In the sci-fi obsessed 1950s, for a short time chlorophyll was mooted as the new panacea for all things whiffy. It all started with a fellow called Benjamin Gruskin, who in the 1930s developed a water-soluble form of chlorophyll, now known as chlorophyllin. Gruskin tested his chlorophyllin on everything from burns to ulcers and was convinced that it was going to be an effective remedy. It may have proved to have been, but with the pharmaceutical companies busily investing in the brave new world of antibiotics it looked like his soluble chlorophyll would be consigned to the footnotes of history.
However, this strange tale did not end there as a few years later an advertising man named O`Neil Ryan Jr, looking for a new drug to market heard of Gruskin’s discovery and took out a patent on it.
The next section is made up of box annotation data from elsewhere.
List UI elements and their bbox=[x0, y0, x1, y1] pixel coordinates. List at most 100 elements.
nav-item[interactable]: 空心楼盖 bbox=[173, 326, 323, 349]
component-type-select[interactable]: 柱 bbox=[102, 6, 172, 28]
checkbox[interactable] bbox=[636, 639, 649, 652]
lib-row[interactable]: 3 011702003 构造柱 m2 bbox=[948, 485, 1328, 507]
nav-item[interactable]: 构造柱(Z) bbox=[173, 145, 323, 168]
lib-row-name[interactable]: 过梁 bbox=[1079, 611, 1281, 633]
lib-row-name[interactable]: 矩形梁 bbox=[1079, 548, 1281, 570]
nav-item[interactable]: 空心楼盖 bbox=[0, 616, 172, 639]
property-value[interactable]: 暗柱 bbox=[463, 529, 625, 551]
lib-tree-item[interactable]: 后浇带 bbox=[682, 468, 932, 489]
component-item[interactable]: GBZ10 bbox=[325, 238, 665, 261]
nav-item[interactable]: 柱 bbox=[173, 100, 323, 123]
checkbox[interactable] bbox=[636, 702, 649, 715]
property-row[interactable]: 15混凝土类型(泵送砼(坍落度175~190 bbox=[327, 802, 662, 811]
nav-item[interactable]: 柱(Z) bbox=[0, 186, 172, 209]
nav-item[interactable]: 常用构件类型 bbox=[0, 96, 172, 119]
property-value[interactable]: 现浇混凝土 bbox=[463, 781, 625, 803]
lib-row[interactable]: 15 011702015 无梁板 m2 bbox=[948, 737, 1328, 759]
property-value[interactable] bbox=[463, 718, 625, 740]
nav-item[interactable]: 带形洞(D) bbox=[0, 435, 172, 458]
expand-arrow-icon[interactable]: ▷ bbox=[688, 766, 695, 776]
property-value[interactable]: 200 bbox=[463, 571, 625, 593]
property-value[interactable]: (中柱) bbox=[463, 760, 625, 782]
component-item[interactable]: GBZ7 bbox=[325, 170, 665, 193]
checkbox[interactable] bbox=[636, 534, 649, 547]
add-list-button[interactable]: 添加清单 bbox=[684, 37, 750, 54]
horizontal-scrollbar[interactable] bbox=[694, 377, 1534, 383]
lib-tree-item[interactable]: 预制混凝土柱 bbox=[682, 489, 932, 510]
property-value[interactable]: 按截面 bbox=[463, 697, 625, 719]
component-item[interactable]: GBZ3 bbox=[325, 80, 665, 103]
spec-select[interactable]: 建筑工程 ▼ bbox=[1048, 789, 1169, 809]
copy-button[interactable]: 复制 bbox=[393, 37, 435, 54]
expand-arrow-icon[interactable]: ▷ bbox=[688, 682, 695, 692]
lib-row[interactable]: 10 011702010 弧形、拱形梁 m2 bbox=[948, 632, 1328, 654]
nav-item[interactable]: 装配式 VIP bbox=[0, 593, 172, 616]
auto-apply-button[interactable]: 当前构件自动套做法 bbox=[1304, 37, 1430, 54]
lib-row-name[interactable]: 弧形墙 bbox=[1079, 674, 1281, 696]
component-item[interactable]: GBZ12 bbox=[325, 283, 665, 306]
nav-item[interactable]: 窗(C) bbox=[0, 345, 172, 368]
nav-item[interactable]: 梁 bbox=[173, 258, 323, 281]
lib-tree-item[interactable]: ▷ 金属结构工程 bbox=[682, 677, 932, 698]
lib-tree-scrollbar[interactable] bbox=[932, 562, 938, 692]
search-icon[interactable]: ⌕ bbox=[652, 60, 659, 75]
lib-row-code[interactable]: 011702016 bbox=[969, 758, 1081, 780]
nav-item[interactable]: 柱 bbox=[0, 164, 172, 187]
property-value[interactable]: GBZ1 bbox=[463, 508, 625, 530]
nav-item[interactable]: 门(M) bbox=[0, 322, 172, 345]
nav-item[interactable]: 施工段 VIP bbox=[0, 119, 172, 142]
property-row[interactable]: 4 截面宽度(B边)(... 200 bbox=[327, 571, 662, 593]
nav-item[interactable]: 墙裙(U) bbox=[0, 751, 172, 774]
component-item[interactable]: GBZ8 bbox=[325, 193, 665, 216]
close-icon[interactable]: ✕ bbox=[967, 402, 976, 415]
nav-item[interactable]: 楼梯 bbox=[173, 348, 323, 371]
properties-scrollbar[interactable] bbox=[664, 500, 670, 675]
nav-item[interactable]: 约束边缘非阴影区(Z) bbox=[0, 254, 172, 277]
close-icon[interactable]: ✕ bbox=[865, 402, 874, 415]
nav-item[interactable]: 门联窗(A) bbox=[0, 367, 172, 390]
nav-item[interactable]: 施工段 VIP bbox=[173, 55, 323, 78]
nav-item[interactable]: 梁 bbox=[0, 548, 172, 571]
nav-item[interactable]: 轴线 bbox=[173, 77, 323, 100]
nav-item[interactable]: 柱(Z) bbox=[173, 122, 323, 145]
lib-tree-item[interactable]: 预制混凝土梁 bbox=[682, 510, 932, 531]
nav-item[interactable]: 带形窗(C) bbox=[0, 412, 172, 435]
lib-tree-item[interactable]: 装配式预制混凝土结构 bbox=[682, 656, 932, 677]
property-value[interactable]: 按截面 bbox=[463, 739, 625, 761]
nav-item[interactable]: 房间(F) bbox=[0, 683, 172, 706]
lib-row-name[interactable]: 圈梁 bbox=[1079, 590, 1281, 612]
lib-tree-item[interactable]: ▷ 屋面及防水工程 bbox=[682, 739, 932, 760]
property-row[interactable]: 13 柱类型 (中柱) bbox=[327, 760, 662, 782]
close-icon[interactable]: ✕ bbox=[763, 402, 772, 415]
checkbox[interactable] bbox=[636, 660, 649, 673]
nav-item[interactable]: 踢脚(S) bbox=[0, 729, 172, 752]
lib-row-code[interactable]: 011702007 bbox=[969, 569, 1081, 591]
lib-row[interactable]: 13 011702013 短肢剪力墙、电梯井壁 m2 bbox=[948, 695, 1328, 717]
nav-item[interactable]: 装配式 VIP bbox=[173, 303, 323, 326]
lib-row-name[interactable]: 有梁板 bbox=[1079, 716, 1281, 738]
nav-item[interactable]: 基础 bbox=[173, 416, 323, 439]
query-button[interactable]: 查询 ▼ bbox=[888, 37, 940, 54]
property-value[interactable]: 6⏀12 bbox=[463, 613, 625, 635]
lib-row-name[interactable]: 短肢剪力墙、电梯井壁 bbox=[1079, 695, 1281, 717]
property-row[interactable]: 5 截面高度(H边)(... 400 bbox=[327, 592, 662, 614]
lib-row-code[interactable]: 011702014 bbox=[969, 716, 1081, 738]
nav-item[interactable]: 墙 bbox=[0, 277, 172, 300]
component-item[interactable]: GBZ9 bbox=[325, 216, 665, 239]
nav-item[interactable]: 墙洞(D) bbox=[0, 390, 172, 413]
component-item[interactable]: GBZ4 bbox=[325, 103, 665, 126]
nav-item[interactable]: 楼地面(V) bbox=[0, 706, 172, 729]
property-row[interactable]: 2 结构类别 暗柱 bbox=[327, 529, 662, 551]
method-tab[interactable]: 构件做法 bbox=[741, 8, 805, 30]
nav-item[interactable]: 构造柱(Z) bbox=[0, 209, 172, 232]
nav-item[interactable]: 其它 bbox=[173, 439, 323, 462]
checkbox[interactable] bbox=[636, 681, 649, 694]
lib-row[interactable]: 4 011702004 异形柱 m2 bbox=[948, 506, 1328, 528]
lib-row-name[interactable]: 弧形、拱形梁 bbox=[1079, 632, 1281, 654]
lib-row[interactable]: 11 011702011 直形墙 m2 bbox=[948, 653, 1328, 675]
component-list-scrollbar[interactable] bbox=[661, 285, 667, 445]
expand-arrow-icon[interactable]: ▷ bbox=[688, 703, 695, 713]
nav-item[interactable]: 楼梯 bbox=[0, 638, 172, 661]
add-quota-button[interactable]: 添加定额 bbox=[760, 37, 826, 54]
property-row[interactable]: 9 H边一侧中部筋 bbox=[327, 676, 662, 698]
Whilst working on a healing ointment the scientists were struck by the deodorising properties of the stuff when applied to their test subjects.His first release was a chlorophyll-based toothpaste, marketed by Pepsodent in 1950 as the green Chlorodent . This prompted a number of other manufacturers to follow suit with a wonderful array of products ranging with chlorophyll-flavoured dogfood, chewing gum, mouthwash, deodorant, cigarettes, soap, shampoo, skin lotion, toilet roll, bubble bath, popcorn, nappies, condoms (only kidding) sheets, and socks. Even Elsa Schiaparelli, the grand Parisian couturier got in on the fad by offering a chlorophyll cologne.
It was all getting a bit silly with plans for chlorophyll beer and chlorophyll salami when The Journal of the American Medical Association announced that there was “no conclusive evidence” that chlorophyll had any deodorising effect on anything whatsoever and mischievously pointed out that goats, which practically live on the stuff are perhaps the smelliest animals known to man. The chlorophyll craze eventually petered out although you can still find chlorophyll based products if you really wanted to.